Entscheidungsstichwort (Thema)

Haftung wegen (Tabak-)Steuerhehlerei bei Verkauf an verdeckten Ermittler; Tabaksteuer; Haftung; Steuerhehlerei; Verkauf an verdeckten Ermittler

 

Leitsatz (redaktionell)

  1. Der Einsatz eines Scheinkäufers durch die Zollbehörde steht der Annahme einer vollendeten Steuerhehlerei nicht entgegen, wenn sich der Täter den mittelbaren Besitz an unverzollten Zigaretten verschafft hat und nicht lediglich in den Absatzvorgang eingeschaltet war.
  2. Die Haftungsinanspruchnahme des Täters wegen der unter Einsatz eines behördlichen Scheinkäufers aufgedeckten Steuerhehlerei ist nicht ermessenswidrig, solange der Anbieter nicht durch den Scheinkäufer zum Beschaffen der Zigaretten gedrängt wird.
  3. Die spätere Einziehung der Zigaretten beseitigt nicht den eingetretenen Steuerschaden.
  4. Die gleichzeitige Steuerschuldnerschaft des Täters steht seiner Haftungsinanspruchnahme nicht entgegen.
 

Normenkette

AO § § 71 ff., § 374 Abs. 1; ZK Art. 202 Abs. 3 3. Anstrich, Art. 232 Abs. 1 Buchst. a, Art. 233 Buchst. d; TabStG § 21; UStG § 21 Abs. 2

 

Tatbestand

(B) lagerte gegen Entgelt in der Zeit von März 1995 bis zum 08.05.1995 für den (S) 7.000 Stangen polnischer Zigaretten verschiedener Marken, die ihm in 15 Teilsendungen auf sein Hundezwingeranlage angeliefert worden waren. S und B wussten, dass die Zigaretten nicht versteuert und nicht verzollt waren.

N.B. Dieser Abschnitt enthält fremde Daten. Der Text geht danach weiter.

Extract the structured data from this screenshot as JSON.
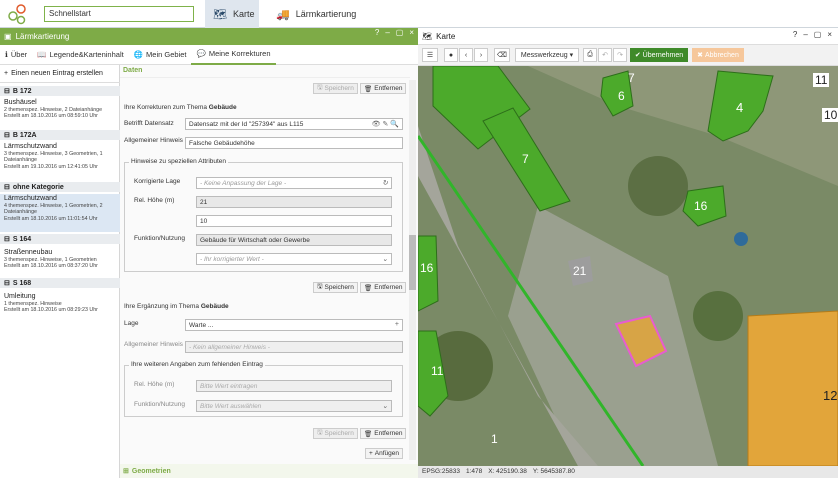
{
  "top": {
    "search_value": "Schnellstart",
    "tabs": [
      {
        "label": "Karte",
        "icon": "map-icon"
      },
      {
        "label": "Lärmkartierung",
        "icon": "truck-icon"
      }
    ]
  },
  "left_panel": {
    "title": "Lärmkartierung",
    "controls": [
      "?",
      "–",
      "▢",
      "×"
    ],
    "tabs": [
      {
        "label": "Über",
        "icon": "info-icon"
      },
      {
        "label": "Legende&Karteninhalt",
        "icon": "book-icon"
      },
      {
        "label": "Mein Gebiet",
        "icon": "globe-icon"
      },
      {
        "label": "Meine Korrekturen",
        "icon": "comment-icon"
      }
    ],
    "new_entry": "Einen neuen Eintrag erstellen",
    "groups": [
      {
        "name": "B 172",
        "items": [
          {
            "title": "Bushäusel",
            "line1": "2 themenspez. Hinweise, 2 Dateianhänge",
            "line2": "Erstellt am 18.10.2016 um 08:59:10 Uhr"
          }
        ]
      },
      {
        "name": "B 172A",
        "items": [
          {
            "title": "Lärmschutzwand",
            "line1": "3 themenspez. Hinweise, 3 Geometrien, 1 Dateianhänge",
            "line2": "Erstellt am 19.10.2016 um 12:41:05 Uhr"
          }
        ]
      },
      {
        "name": "ohne Kategorie",
        "items": [
          {
            "title": "Lärmschutzwand",
            "line1": "4 themenspez. Hinweise, 1 Geometrien, 2 Dateianhänge",
            "line2": "Erstellt am 18.10.2016 um 11:01:54 Uhr"
          }
        ]
      },
      {
        "name": "S 164",
        "items": [
          {
            "title": "Straßenneubau",
            "line1": "3 themenspez. Hinweise, 1 Geometrien",
            "line2": "Erstellt am 18.10.2016 um 08:37:20 Uhr"
          }
        ]
      },
      {
        "name": "S 168",
        "items": [
          {
            "title": "Umleitung",
            "line1": "1 themenspez. Hinweise",
            "line2": "Erstellt am 18.10.2016 um 08:29:23 Uhr"
          }
        ]
      }
    ]
  },
  "detail": {
    "header": "Daten",
    "save": "Speichern",
    "remove": "Entfernen",
    "corr_title": "Ihre Korrekturen zum Thema",
    "corr_theme": "Gebäude",
    "betrifft_label": "Betrifft Datensatz",
    "betrifft_value": "Datensatz mit der Id \"257394\" aus L115",
    "hinweis_label": "Allgemeiner Hinweis",
    "hinweis_value": "Falsche Gebäudehöhe",
    "attr_section": "Hinweise zu speziellen Attributen",
    "lage_label": "Korrigierte Lage",
    "lage_value": "- Keine Anpassung der Lage -",
    "hoehe_label": "Rel. Höhe (m)",
    "hoehe_old": "21",
    "hoehe_new": "10",
    "funktion_label": "Funktion/Nutzung",
    "funktion_old": "Gebäude für Wirtschaft oder Gewerbe",
    "funktion_new": "- Ihr korrigierter Wert -",
    "erg_title": "Ihre Ergänzung im Thema",
    "erg_theme": "Gebäude",
    "erg_lage_label": "Lage",
    "erg_lage_value": "Warte ...",
    "erg_hinweis_label": "Allgemeiner Hinweis",
    "erg_hinweis_value": "- Kein allgemeiner Hinweis -",
    "erg_section": "Ihre weiteren Angaben zum fehlenden Eintrag",
    "erg_hoehe_label": "Rel. Höhe (m)",
    "erg_hoehe_value": "Bitte Wert eintragen",
    "erg_funktion_label": "Funktion/Nutzung",
    "erg_funktion_value": "Bitte Wert auswählen",
    "add": "Anfügen",
    "geometrien": "Geometrien"
  },
  "map_panel": {
    "title": "Karte",
    "controls": [
      "?",
      "–",
      "▢",
      "×"
    ],
    "measure_tool": "Messwerkzeug",
    "apply": "Übernehmen",
    "cancel": "Abbrechen",
    "building_numbers": [
      "7",
      "6",
      "4",
      "11",
      "10",
      "7",
      "16",
      "21",
      "16",
      "11",
      "1",
      "12"
    ],
    "status": {
      "epsg": "EPSG:25833",
      "scale": "1:478",
      "x": "X: 425190.38",
      "y": "Y: 5645387.80"
    }
  },
  "colors": {
    "accent": "#7eab47",
    "building": "#4caa2b",
    "selected": "#e2a53a",
    "highlight": "#e85cd0"
  }
}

Zollhauptsekretär (ZHS) H vom Zollfahndungsamt D (ZFA) wurde am 09.05.1995 bekannt, dass der Kl im Raum D über ein Lager mit mindestens 5.000 Stangen unversteuerter und unverzollter Zigaretten verfügen sollte, für die er seinerzeit Abnehmer suchte.

Das ZFA ließ noch am gleichen Tag durch einen Scheinkäufer, den beim ihm tätigen ZHS N, telefonisch Kontakt zum Kl aufnehmen. Dabei erklärte der Kl, er habe Zigaretten verschiedener Marken vorrätig und könne zeitnah liefern. Die Übergabemodalitäten sollten dann bei einem Treffen am kommenden Tag in einer Gaststätte des Hauptbahnhofs besprochen werden.

Am 10.05.1995 traf sich ZHS N mit dem Kl im Restaurant ”C” im Hauptbahnhof. Dabei bot der Kl die Lieferung von 5.000 Stangen Zigaretten der Marken Golden American, HB und Camel zu Preisen zwischen 21,50 DM und 23 DM je Stange an.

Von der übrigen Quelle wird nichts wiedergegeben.